Charles Krauthammer, as usual, exactly puts his finger on why Hillary's comment that it took LBJ to make MLK's dream come true is so truly offensive. It's not her historical observation that a president's leadership was necessary to enact federal civil rights legislation.
That does not denigrate King. It makes his achievement all the more miraculous -- winning a permanent stake in the system for a previously disenfranchised people, having begun with no political cards to play.
In my view, the real problem with Clinton's statement was the implied historical analogy -- that the subordinate position King held in relation to Johnson, a function of the discrimination and disenfranchisement of the time, somehow needs recapitulation today when none of those conditions apply.
The analogy Clinton was implying was obvious: I'm Lyndon Johnson, unlovely doer; he's Martin Luther King, charismatic dreamer. Vote for me if you want results.
Forty years ago, that arrangement -- white president enacting African American dreams -- was necessary because discrimination denied blacks their own autonomous political options. Today, that arrangement -- white liberals acting as tribune for blacks in return for their political loyalty -- is a demeaning anachronism. That's what the fury at Hillary was all about, although no one was willing to say so explicitly.
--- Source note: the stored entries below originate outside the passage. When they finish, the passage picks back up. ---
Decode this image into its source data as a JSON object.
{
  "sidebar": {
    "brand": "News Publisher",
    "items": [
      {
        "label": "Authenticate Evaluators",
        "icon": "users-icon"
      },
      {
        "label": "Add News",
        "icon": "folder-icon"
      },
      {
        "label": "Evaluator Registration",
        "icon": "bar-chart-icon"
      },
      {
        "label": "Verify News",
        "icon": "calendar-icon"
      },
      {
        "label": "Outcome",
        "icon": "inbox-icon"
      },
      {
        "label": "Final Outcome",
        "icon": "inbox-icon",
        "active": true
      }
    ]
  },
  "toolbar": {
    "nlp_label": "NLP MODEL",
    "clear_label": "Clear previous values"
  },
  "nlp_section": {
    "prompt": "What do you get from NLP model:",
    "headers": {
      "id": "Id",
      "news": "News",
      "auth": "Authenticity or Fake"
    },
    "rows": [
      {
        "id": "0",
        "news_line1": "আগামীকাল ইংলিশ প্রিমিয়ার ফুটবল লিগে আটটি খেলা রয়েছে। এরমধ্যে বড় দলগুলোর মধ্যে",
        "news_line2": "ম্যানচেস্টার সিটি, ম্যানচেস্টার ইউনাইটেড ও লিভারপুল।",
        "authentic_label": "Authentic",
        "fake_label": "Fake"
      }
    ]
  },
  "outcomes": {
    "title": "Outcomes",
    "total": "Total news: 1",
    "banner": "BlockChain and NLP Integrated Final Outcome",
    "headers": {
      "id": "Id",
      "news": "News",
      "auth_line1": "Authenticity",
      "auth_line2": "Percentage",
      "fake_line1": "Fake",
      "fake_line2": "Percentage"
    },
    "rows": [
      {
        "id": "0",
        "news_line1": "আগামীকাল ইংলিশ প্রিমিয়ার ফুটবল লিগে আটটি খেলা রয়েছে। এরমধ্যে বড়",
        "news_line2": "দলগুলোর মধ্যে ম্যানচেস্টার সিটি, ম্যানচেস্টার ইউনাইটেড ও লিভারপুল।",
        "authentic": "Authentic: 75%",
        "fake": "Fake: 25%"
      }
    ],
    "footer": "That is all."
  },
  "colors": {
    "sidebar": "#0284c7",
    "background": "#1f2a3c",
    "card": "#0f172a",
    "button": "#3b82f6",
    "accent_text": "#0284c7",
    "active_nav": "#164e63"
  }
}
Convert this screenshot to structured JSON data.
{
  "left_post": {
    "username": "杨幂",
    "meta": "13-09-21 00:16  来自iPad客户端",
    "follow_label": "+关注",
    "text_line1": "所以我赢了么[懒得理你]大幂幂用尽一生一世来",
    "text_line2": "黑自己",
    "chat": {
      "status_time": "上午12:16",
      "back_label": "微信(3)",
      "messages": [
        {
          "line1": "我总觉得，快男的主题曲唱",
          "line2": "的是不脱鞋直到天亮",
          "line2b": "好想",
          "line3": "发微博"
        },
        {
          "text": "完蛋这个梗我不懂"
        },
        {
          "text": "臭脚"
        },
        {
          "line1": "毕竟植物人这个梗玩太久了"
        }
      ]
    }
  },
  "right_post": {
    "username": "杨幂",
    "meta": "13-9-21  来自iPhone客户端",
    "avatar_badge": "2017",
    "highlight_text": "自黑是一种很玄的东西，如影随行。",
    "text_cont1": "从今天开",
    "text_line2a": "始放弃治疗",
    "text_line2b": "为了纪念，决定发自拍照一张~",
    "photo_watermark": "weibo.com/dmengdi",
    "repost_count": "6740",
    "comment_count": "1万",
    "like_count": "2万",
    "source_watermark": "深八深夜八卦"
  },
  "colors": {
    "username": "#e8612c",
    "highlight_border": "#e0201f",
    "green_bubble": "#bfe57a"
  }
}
The King-Johnson analogy is dead because the times are radically different. Today an African American can be in a position to wield the emancipation pen -- and everything else that goes along with the presidency: from making foreign policy to renting out the Lincoln Bedroom (if one is so inclined). Why should African American dreams still have to go through white liberals?
But the Clintons and many of their supporters haven't got beyond that patronising assumption that rights are something given to deserving people and they're just the folks to do it.
But telling Obama to wait his turn is a tricky proposition. It sounds patronizing and condescending, awakening the kinds of racial grievances white liberals have spent half a century fanning -- only to find themselves now singed in the blowback, much to their public chagrin.
Who says there's no justice in this world?